Srixon ZX5 MkII Irons
As the name implies the ZX5s are the second version of their MainFrame technology which is a pattern of voids areas and grooves milled into the back that increases the club forgiveness and improves face flex. The sole is the Tour V.T. profile with added bounce on the leading edge which assists the head to pass more cleanly through the turf. A set of seven irons with steel shafts is $1200 and with graphite shafts $1300.

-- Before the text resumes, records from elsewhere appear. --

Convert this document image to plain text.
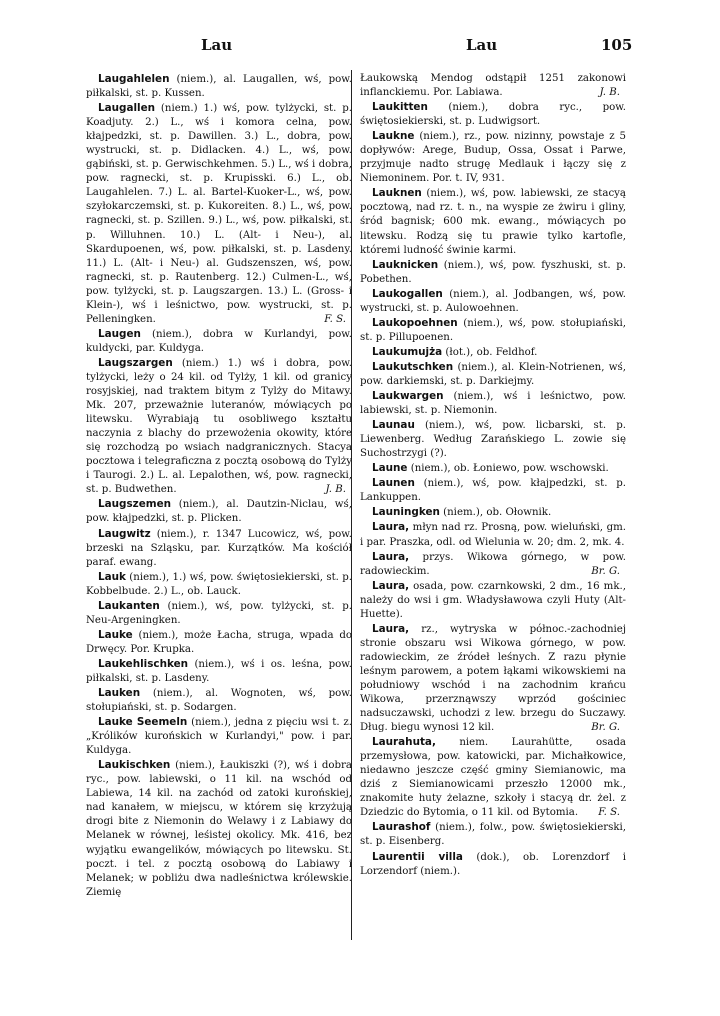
Lau	Lau	105

Laugahlelen (niem.), al. Laugallen, wś, pow. piłkalski, st. p. Kussen.

Laugallen (niem.) 1.) wś, pow. tylżycki, st. p. Koadjuty. 2.) L., wś i komora celna, pow. kłajpedzki, st. p. Dawillen. 3.) L., dobra, pow. wystrucki, st. p. Didlacken. 4.) L., wś, pow. gąbiński, st. p. Gerwischkehmen. 5.) L., wś i dobra, pow. ragnecki, st. p. Krupisski. 6.) L., ob. Laugahlelen. 7.) L. al. Bartel-Kuoker-L., wś, pow. szyłokarczemski, st. p. Kukoreiten. 8.) L., wś, pow. ragnecki, st. p. Szillen. 9.) L., wś, pow. piłkalski, st. p. Willuhnen. 10.) L. (Alt- i Neu-), al. Skardupoenen, wś, pow. piłkalski, st. p. Lasdeny. 11.) L. (Alt- i Neu-) al. Gudszenszen, wś, pow. ragnecki, st. p. Rautenberg. 12.) Culmen-L., wś, pow. tylżycki, st. p. Laugszargen. 13.) L. (Gross- i Klein-), wś i leśnictwo, pow. wystrucki, st. p. Pelleningken.	F. S.

Laugen (niem.), dobra w Kurlandyi, pow. kuldycki, par. Kuldyga.

Laugszargen (niem.) 1.) wś i dobra, pow. tylżycki, leży o 24 kil. od Tylży, 1 kil. od granicy rosyjskiej, nad traktem bitym z Tylży do Mitawy. Mk. 207, przeważnie luteranów, mówiących po litewsku. Wyrabiają tu osobliwego kształtu naczynia z blachy do przewożenia okowity, które się rozchodzą po wsiach nadgranicznych. Stacya pocztowa i telegraficzna z pocztą osobową do Tylży i Taurogi. 2.) L. al. Lepalothen, wś, pow. ragnecki, st. p. Budwethen.	J. B.

Laugszemen (niem.), al. Dautzin-Niclau, wś, pow. kłajpedzki, st. p. Plicken.

Laugwitz (niem.), r. 1347 Lucowicz, wś, pow. brzeski na Szląsku, par. Kurzątków. Ma kościół paraf. ewang.

Lauk (niem.), 1.) wś, pow. świętosiekierski, st. p. Kobbelbude. 2.) L., ob. Lauck.

Laukanten (niem.), wś, pow. tylżycki, st. p. Neu-Argeningken.

Lauke (niem.), może Łacha, struga, wpada do Drwęcy. Por. Krupka.

Laukehlischken (niem.), wś i os. leśna, pow. piłkalski, st. p. Lasdeny.

Lauken (niem.), al. Wognoten, wś, pow. stołupiański, st. p. Sodargen.

Lauke Seemeln (niem.), jedna z pięciu wsi t. z. „Królików kurońskich w Kurlandyi," pow. i par. Kuldyga.

Laukischken (niem.), Łaukiszki (?), wś i dobra ryc., pow. labiewski, o 11 kil. na wschód od Labiewa, 14 kil. na zachód od zatoki kurońskiej, nad kanałem, w miejscu, w którem się krzyżują drogi bite z Niemonin do Welawy i z Labiawy do Melanek w równej, leśistej okolicy. Mk. 416, bez wyjątku ewangelików, mówiących po litewsku. St. poczt. i tel. z pocztą osobową do Labiawy i Melanek; w pobliżu dwa nadleśnictwa królewskie. Ziemię

Łaukowską Mendog odstąpił 1251 zakonowi inflanckiemu. Por. Labiawa.	J. B.

Laukitten (niem.), dobra ryc., pow. świętosiekierski, st. p. Ludwigsort.

Laukne (niem.), rz., pow. nizinny, powstaje z 5 dopływów: Arege, Budup, Ossa, Ossat i Parwe, przyjmuje nadto strugę Medlauk i łączy się z Niemoninem. Por. t. IV, 931.

Lauknen (niem.), wś, pow. labiewski, ze stacyą pocztową, nad rz. t. n., na wyspie ze żwiru i gliny, śród bagnisk; 600 mk. ewang., mówiących po litewsku. Rodzą się tu prawie tylko kartofle, któremi ludność świnie karmi.

Lauknicken (niem.), wś, pow. fyszhuski, st. p. Pobethen.

Laukogallen (niem.), al. Jodbangen, wś, pow. wystrucki, st. p. Aulowoehnen.

Laukopoehnen (niem.), wś, pow. stołupiański, st. p. Pillupoenen.

Laukumujża (łot.), ob. Feldhof.

Laukutschken (niem.), al. Klein-Notrienen, wś, pow. darkiemski, st. p. Darkiejmy.

Laukwargen (niem.), wś i leśnictwo, pow. labiewski, st. p. Niemonin.

Launau (niem.), wś, pow. licbarski, st. p. Liewenberg. Według Zarańskiego L. zowie się Suchostrzygi (?).

Laune (niem.), ob. Łoniewo, pow. wschowski.

Launen (niem.), wś, pow. kłajpedzki, st. p. Lankuppen.

Launingken (niem.), ob. Ołownik.

Laura, młyn nad rz. Prosną, pow. wieluński, gm. i par. Praszka, odl. od Wielunia w. 20; dm. 2, mk. 4.

Laura, przys. Wikowa górnego, w pow. radowieckim.	Br. G.

Laura, osada, pow. czarnkowski, 2 dm., 16 mk., należy do wsi i gm. Władysławowa czyli Huty (Alt-Huette).

Laura, rz., wytryska w północ.-zachodniej stronie obszaru wsi Wikowa górnego, w pow. radowieckim, ze źródeł leśnych. Z razu płynie leśnym parowem, a potem łąkami wikowskiemi na południowy wschód i na zachodnim krańcu Wikowa, przerznąwszy wprzód gościniec nadsuczawski, uchodzi z lew. brzegu do Suczawy. Dług. biegu wynosi 12 kil.	Br. G.

Laurahuta, niem. Laurahütte, osada przemysłowa, pow. katowicki, par. Michałkowice, niedawno jeszcze część gminy Siemianowic, ma dziś z Siemianowicami przeszło 12000 mk., znakomite huty żelazne, szkoły i stacyą dr. żel. z Dziedzic do Bytomia, o 11 kil. od Bytomia.	F. S.

Laurashof (niem.), folw., pow. świętosiekierski, st. p. Eisenberg.

Laurentii villa (dok.), ob. Lorenzdorf i Lorzendorf (niem.).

Tour Edge Exotics E723 Irons
These irons are designed to be easy to hit and forgiving for recreational players with a larger sweet spot in the slightly larger head and TPU injected in the undercut pocket. The variable thickness face is a series of diamond shapes that act like little trampolines to produce more ball speed. Toe weighting lengthens the sweet spot for higher MOI and locating the CG behind the face. Set of seven $910 with steel shafts, $1025 graphite.
Wilson Dynapower Irons
The return of Dynapower brand irons turns our memory back to when it was the dominant brand in professional golf. The reintroduced iron design used supercomputer AI software to construct the variable thickness face profile complimenting the familiar Power Holes or slots in the sole. Weighting is low in the head for high launch and towards the toe. A set of seven irons with steel shafts is $800 and $900 with graphite.